The program is funded with a $5,000 grant from Help Hospitalized Veterans, a nonprofit out of California. It is the first of its kind. Ackerman said she hopes it will continue to grow, allowing more veterans to benefit from the class.

“If we’ve affected just one person’s life, we’ve not failed at anything,” she said. “When you see the difference it’s made in their lives — when you have men who can barely walk, drive themselves and come every week – there’s something there.”

Ackerman, who paints and does glasswork, said she understands why the program is so important for the veterans.

“There’s a quiet that falls over you when you’re working on that piece,” she said. “It’s just you and what you’re doing. It’s your world right then.
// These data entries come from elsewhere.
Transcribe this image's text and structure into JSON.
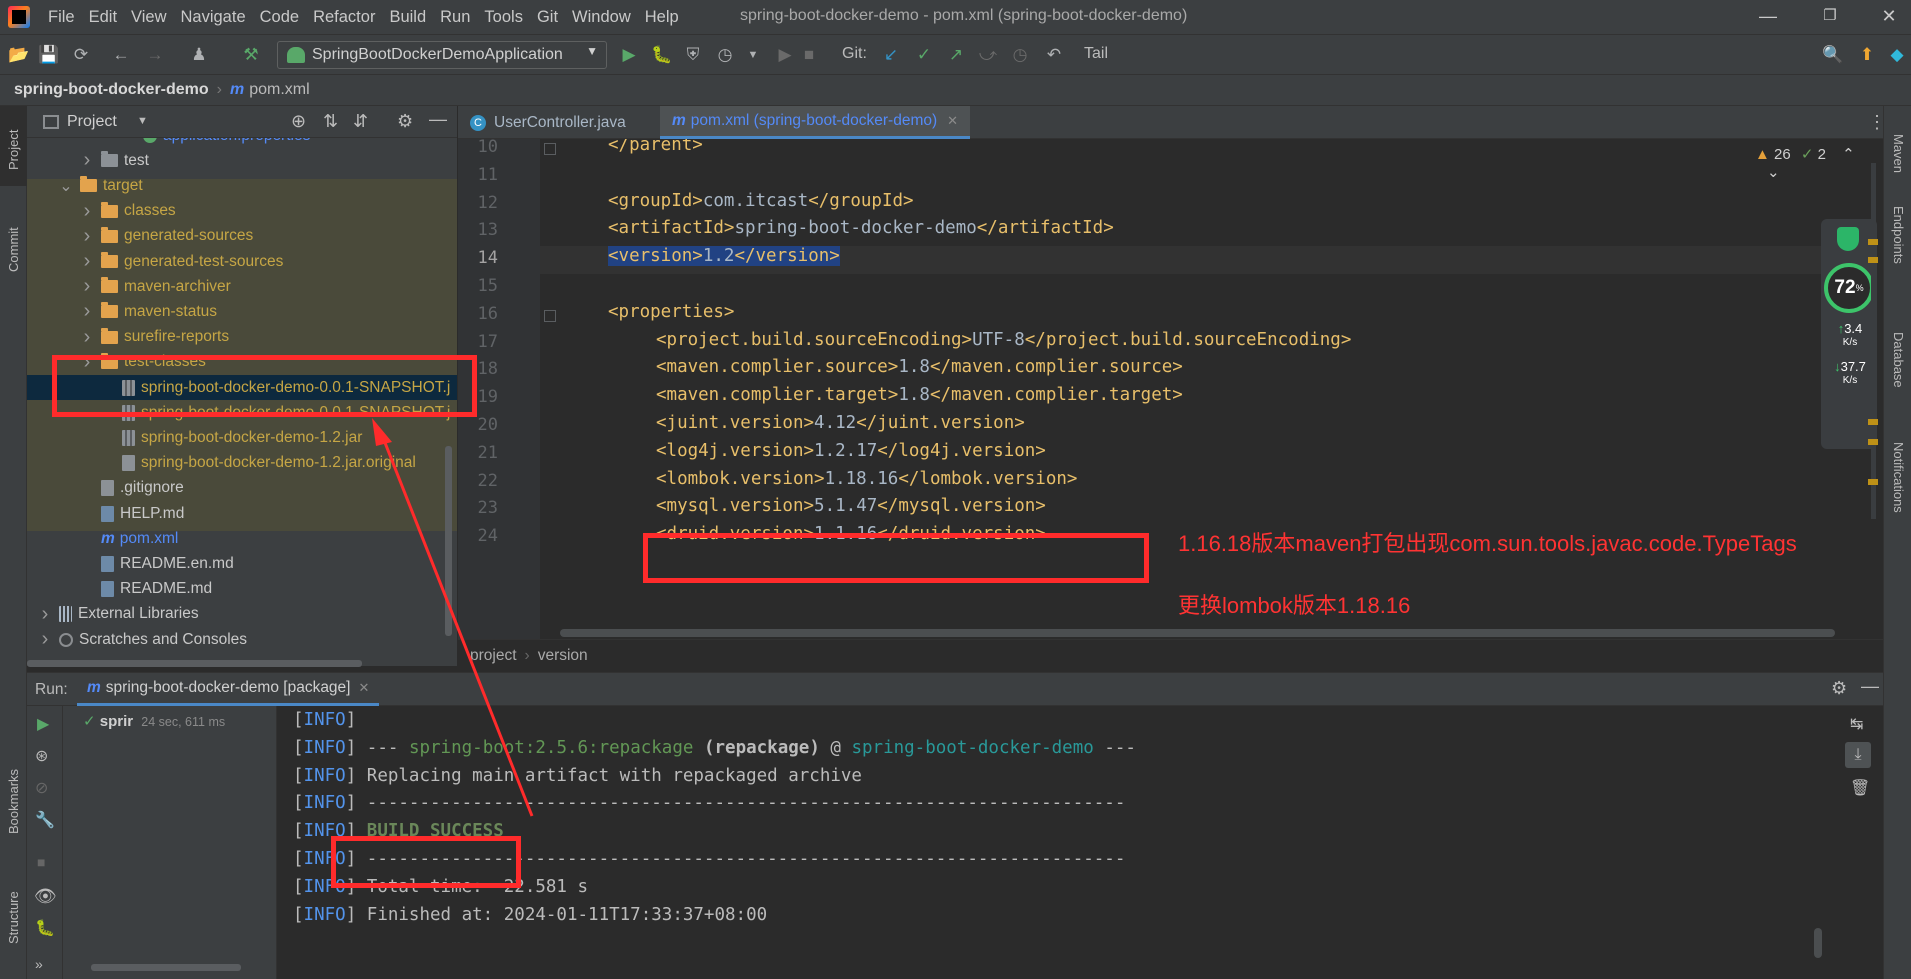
{
  "window": {
    "title": "spring-boot-docker-demo - pom.xml (spring-boot-docker-demo)"
  },
  "menu": [
    "File",
    "Edit",
    "View",
    "Navigate",
    "Code",
    "Refactor",
    "Build",
    "Run",
    "Tools",
    "Git",
    "Window",
    "Help"
  ],
  "toolbar": {
    "run_config": "SpringBootDockerDemoApplication",
    "git_label": "Git:",
    "tail_label": "Tail"
  },
  "breadcrumb": {
    "project": "spring-boot-docker-demo",
    "file": "pom.xml"
  },
  "left_stripe": {
    "project": "Project",
    "commit": "Commit",
    "bookmarks": "Bookmarks",
    "structure": "Structure"
  },
  "right_stripe": {
    "maven": "Maven",
    "endpoints": "Endpoints",
    "database": "Database",
    "notifications": "Notifications"
  },
  "project_panel": {
    "title": "Project",
    "tree": [
      {
        "label": "application.properties",
        "indent": 5,
        "kind": "props"
      },
      {
        "label": "test",
        "indent": 3,
        "kind": "folder-gray",
        "chev": "right"
      },
      {
        "label": "target",
        "indent": 2,
        "kind": "folder",
        "chev": "down"
      },
      {
        "label": "classes",
        "indent": 3,
        "kind": "folder",
        "chev": "right"
      },
      {
        "label": "generated-sources",
        "indent": 3,
        "kind": "folder",
        "chev": "right"
      },
      {
        "label": "generated-test-sources",
        "indent": 3,
        "kind": "folder",
        "chev": "right"
      },
      {
        "label": "maven-archiver",
        "indent": 3,
        "kind": "folder",
        "chev": "right"
      },
      {
        "label": "maven-status",
        "indent": 3,
        "kind": "folder",
        "chev": "right"
      },
      {
        "label": "surefire-reports",
        "indent": 3,
        "kind": "folder",
        "chev": "right"
      },
      {
        "label": "test-classes",
        "indent": 3,
        "kind": "folder",
        "chev": "right"
      },
      {
        "label": "spring-boot-docker-demo-0.0.1-SNAPSHOT.j",
        "indent": 4,
        "kind": "jar",
        "selected": true
      },
      {
        "label": "spring-boot-docker-demo-0.0.1-SNAPSHOT.j",
        "indent": 4,
        "kind": "jar"
      },
      {
        "label": "spring-boot-docker-demo-1.2.jar",
        "indent": 4,
        "kind": "jar"
      },
      {
        "label": "spring-boot-docker-demo-1.2.jar.original",
        "indent": 4,
        "kind": "file"
      },
      {
        "label": ".gitignore",
        "indent": 3,
        "kind": "file"
      },
      {
        "label": "HELP.md",
        "indent": 3,
        "kind": "md"
      },
      {
        "label": "pom.xml",
        "indent": 3,
        "kind": "pom"
      },
      {
        "label": "README.en.md",
        "indent": 3,
        "kind": "md"
      },
      {
        "label": "README.md",
        "indent": 3,
        "kind": "md"
      },
      {
        "label": "External Libraries",
        "indent": 1,
        "kind": "lib",
        "chev": "right"
      },
      {
        "label": "Scratches and Consoles",
        "indent": 1,
        "kind": "scratch",
        "chev": "right"
      }
    ]
  },
  "editor": {
    "tabs": [
      {
        "label": "UserController.java",
        "icon": "C",
        "active": false
      },
      {
        "label": "pom.xml (spring-boot-docker-demo)",
        "icon": "m",
        "active": true
      }
    ],
    "inspections": {
      "warnings": "26",
      "weak": "2"
    },
    "lines": [
      {
        "n": "10",
        "indent": 0,
        "open": "</parent>",
        "text": "",
        "close": ""
      },
      {
        "n": "11",
        "indent": 0,
        "open": "",
        "text": "",
        "close": ""
      },
      {
        "n": "12",
        "indent": 0,
        "open": "<groupId>",
        "text": "com.itcast",
        "close": "</groupId>"
      },
      {
        "n": "13",
        "indent": 0,
        "open": "<artifactId>",
        "text": "spring-boot-docker-demo",
        "close": "</artifactId>"
      },
      {
        "n": "14",
        "indent": 0,
        "open": "<version>",
        "text": "1.2",
        "close": "</version>",
        "highlight": true
      },
      {
        "n": "15",
        "indent": 0,
        "open": "",
        "text": "",
        "close": ""
      },
      {
        "n": "16",
        "indent": 0,
        "open": "<properties>",
        "text": "",
        "close": ""
      },
      {
        "n": "17",
        "indent": 1,
        "open": "<project.build.sourceEncoding>",
        "text": "UTF-8",
        "close": "</project.build.sourceEncoding>"
      },
      {
        "n": "18",
        "indent": 1,
        "open": "<maven.complier.source>",
        "text": "1.8",
        "close": "</maven.complier.source>"
      },
      {
        "n": "19",
        "indent": 1,
        "open": "<maven.complier.target>",
        "text": "1.8",
        "close": "</maven.complier.target>"
      },
      {
        "n": "20",
        "indent": 1,
        "open": "<juint.version>",
        "text": "4.12",
        "close": "</juint.version>"
      },
      {
        "n": "21",
        "indent": 1,
        "open": "<log4j.version>",
        "text": "1.2.17",
        "close": "</log4j.version>"
      },
      {
        "n": "22",
        "indent": 1,
        "open": "<lombok.version>",
        "text": "1.18.16",
        "close": "</lombok.version>"
      },
      {
        "n": "23",
        "indent": 1,
        "open": "<mysql.version>",
        "text": "5.1.47",
        "close": "</mysql.version>"
      },
      {
        "n": "24",
        "indent": 1,
        "open": "<druid.version>",
        "text": "1.1.16",
        "close": "</druid.version>"
      }
    ],
    "crumbs": [
      "project",
      "version"
    ]
  },
  "widget": {
    "percent": "72",
    "up_rate": "3.4",
    "up_unit": "K/s",
    "down_rate": "37.7",
    "down_unit": "K/s",
    "pct_sign": "%"
  },
  "run_panel": {
    "label": "Run:",
    "tab": "spring-boot-docker-demo [package]",
    "tree_item": "sprir",
    "tree_time": "24 sec, 611 ms",
    "console": [
      {
        "tag": "[INFO]",
        "parts": []
      },
      {
        "tag": "[INFO]",
        "parts": [
          {
            "t": " --- ",
            "c": ""
          },
          {
            "t": "spring-boot:2.5.6:repackage",
            "c": "grn"
          },
          {
            "t": " (repackage)",
            "c": "bold"
          },
          {
            "t": " @ ",
            "c": ""
          },
          {
            "t": "spring-boot-docker-demo",
            "c": "cyan"
          },
          {
            "t": " ---",
            "c": ""
          }
        ]
      },
      {
        "tag": "[INFO]",
        "parts": [
          {
            "t": " Replacing main artifact with repackaged archive",
            "c": ""
          }
        ]
      },
      {
        "tag": "[INFO]",
        "parts": [
          {
            "t": " ------------------------------------------------------------------------",
            "c": ""
          }
        ]
      },
      {
        "tag": "[INFO]",
        "parts": [
          {
            "t": " BUILD SUCCESS",
            "c": "ok bold"
          }
        ]
      },
      {
        "tag": "[INFO]",
        "parts": [
          {
            "t": " ------------------------------------------------------------------------",
            "c": ""
          }
        ]
      },
      {
        "tag": "[INFO]",
        "parts": [
          {
            "t": " Total time:  22.581 s",
            "c": ""
          }
        ]
      },
      {
        "tag": "[INFO]",
        "parts": [
          {
            "t": " Finished at: 2024-01-11T17:33:37+08:00",
            "c": ""
          }
        ]
      }
    ]
  },
  "annotations": {
    "note1": "1.16.18版本maven打包出现com.sun.tools.javac.code.TypeTags",
    "note2": "更换lombok版本1.18.16",
    "color": "#ff2b2b"
  }
}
It takes away the stresses and everything.”

Ackerman said she believes veterans such as Reid, who have a difficult time after service, need a stress-free place to focus on something simple.

Reid agrees.

“We would have to do such crazy stuff — we’d put our lives at risk — and I would try to explain to them (his team), ‘We’re doing this for those people back home,’” he said.

“Then when I got home, I realized nobody really cared. It felt like when I got out nobody out here really knew about anything that we were doing and nobody really cared.”

Now, with the art workshop, Reid said he feels like the community cares. Plus, it’s giving him the chance to bounce back and be active.

“This gets me out of the house,” he said. “I enjoy it, and even with the little projects, I’m very proud that I was actually able to do it.”